На следующий день рано утром мы встретились с полными карманами черного хлеба. Взяли из дома только свою положенную порцию пайка. В стране была карточная система на все продукты питания, и мы не хотели, чтобы родители сразу заподозрили что-то неладное. Пришли на вокзал. На рельсах стояло несколько составов. Один из них, с товарными вагонами, пыхтел, выпуская по сторонам белый пар, а черный дым то и дело вылетал из трубы вверх.
– А в какую сторону ехать-то? – задумчиво спрашивает меня Миша.
– Да, наверно, этот пыхтящий поезд и довезет нас до места! – отвечаю я. – На всех его вагонах написано «Все для фронта!»
Состав из товарных вагонов был уже заполнен людьми. Мы пробежали мимо шумящего поезда до последнего вагона и, увидев в нем небольшой тамбурок, забрались туда и спрятались. Женя от нервного напряжения стал есть запасенный хлеб и сухарики. Поезд тронулся, набирая скорость, и хруст сухариков еще долго слышался в пути.
Ночь была летняя, теплая, нам не спалось. Уже светало, когда колеса заскрежетали по рельсам и состав остановился. Это была какая-то сортировочная станция: с одной стороны стояли вагоны, на которых был красный санитарный крест, с другой стороны из нашего товарняка выпрыгивали пассажиры, желая, видно, размяться и покурить. Поезд встал на заправку углем. Послышался разговор, из которого мы поняли, что это рабочие специалисты едут восстанавливать в тылу заводы.
Мы сообразили, что едем не в том направлении, выскочили из тамбурочка и побежали к пассажирскому поезду напротив, надеясь, что он довезет нас до фронта. Дверь была открыта, мы юркнули в вагон и поразились царившей там чистотой и порядком, несколько лавочек были недавно заново сбиты и пахло еще свежей сосной. Послышалось щелкание двери. Нас закрыли снаружи. Поезд тронулся, набирая скорость, и скоро из-за его стремительности за окном только мелькали очертания пролетающих деревьев и построек.

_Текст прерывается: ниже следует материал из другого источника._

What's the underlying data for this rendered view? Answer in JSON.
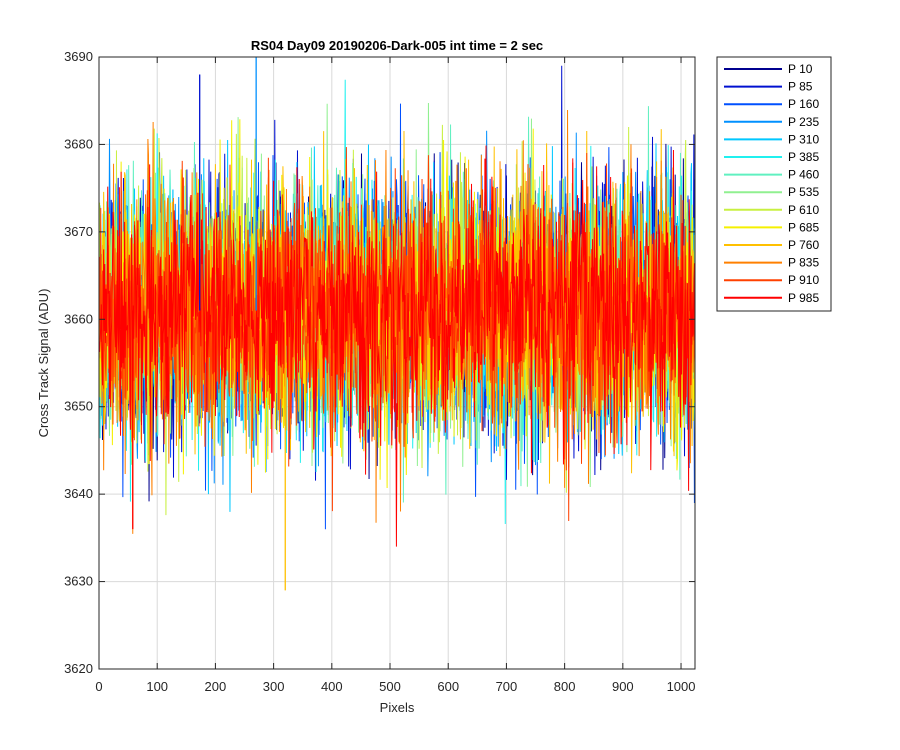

Я вытащил из кармана кусок хлеба. Женя посмотрел на него, и чувствовалось, что он проглотил появившуюся слюну. Разделив хлеб на три дольки, я раздал всем, а Мишин запас оставили на потом. Хотелось пить. Но ритмичный стук колес, переживания и ожидаемая неизвестность впереди дали о себе знать. Мы улеглись на лавочки и крепко заснули. Разбудил нас громкий гудок паровоза. Мы встали, разделили оставшийся кусок хлеба, что был у Миши. Женя, как-то извиняясь, его взял, видно сожалел, что свой слопал, ни с кем не поделившись. Нам после еды пить еще сильнее захотелось. Уселись возле окна.
Солнце светило ярко и спокойно, словно в жизни ничего плохого не происходило. А за окном стали появляться обугленные дома, черная, взрыхленная от взорвавшихся бомб земля, искореженные машины. Было безлюдно, даже не летало ни одной вороны. К закату солнца стали слышны глухие раскаты грома. Это явно разрывались снаряды. Стало как-то тревожно.
– Мы на правильном пути, – тихо сказал Миша, с трудом открывая пересохший рот.
Тут колеса резко заскрежетали. Когда поезд остановился, мы с трудом удержались на ногах. Перед нами по всей длине состава были видны автомобили с красными крестами и бегающие в белых халатах медсестры, выгружающие раненых солдат из машин на землю. Дверь в вагон внезапно открылась, вошел офицер, увидев нас, удивился и отчеканил:
– Быстро на выход! – и часовому, стоявшему рядом, – Придержи их!
Мы видели, как в вагон начали вносить на носилках неподвижных красноармейцев, хромавшим помогали взобраться, кто мог, заходил по высоким металлическим ступенькам сам, и все были перебинтованы. Пахло лекарством и йодом. Ни одного стона не было слышно, и от такой тишины стало страшно.
Подошел уже знакомый офицер. С трудом шевеля губами, мы попросили попить, и, как только мы наглотались воды, он спросил:
– Говорите, откуда и что здесь делаете?
– Мы тутошние, – отвечает Миша.
А я вторю:
– Отстали от эвакуации.
Женя помолчал, посмотрел на раненых солдат возле автомобилей и грустно заявил:
– Хотели на фронт пробраться, Родину защищать.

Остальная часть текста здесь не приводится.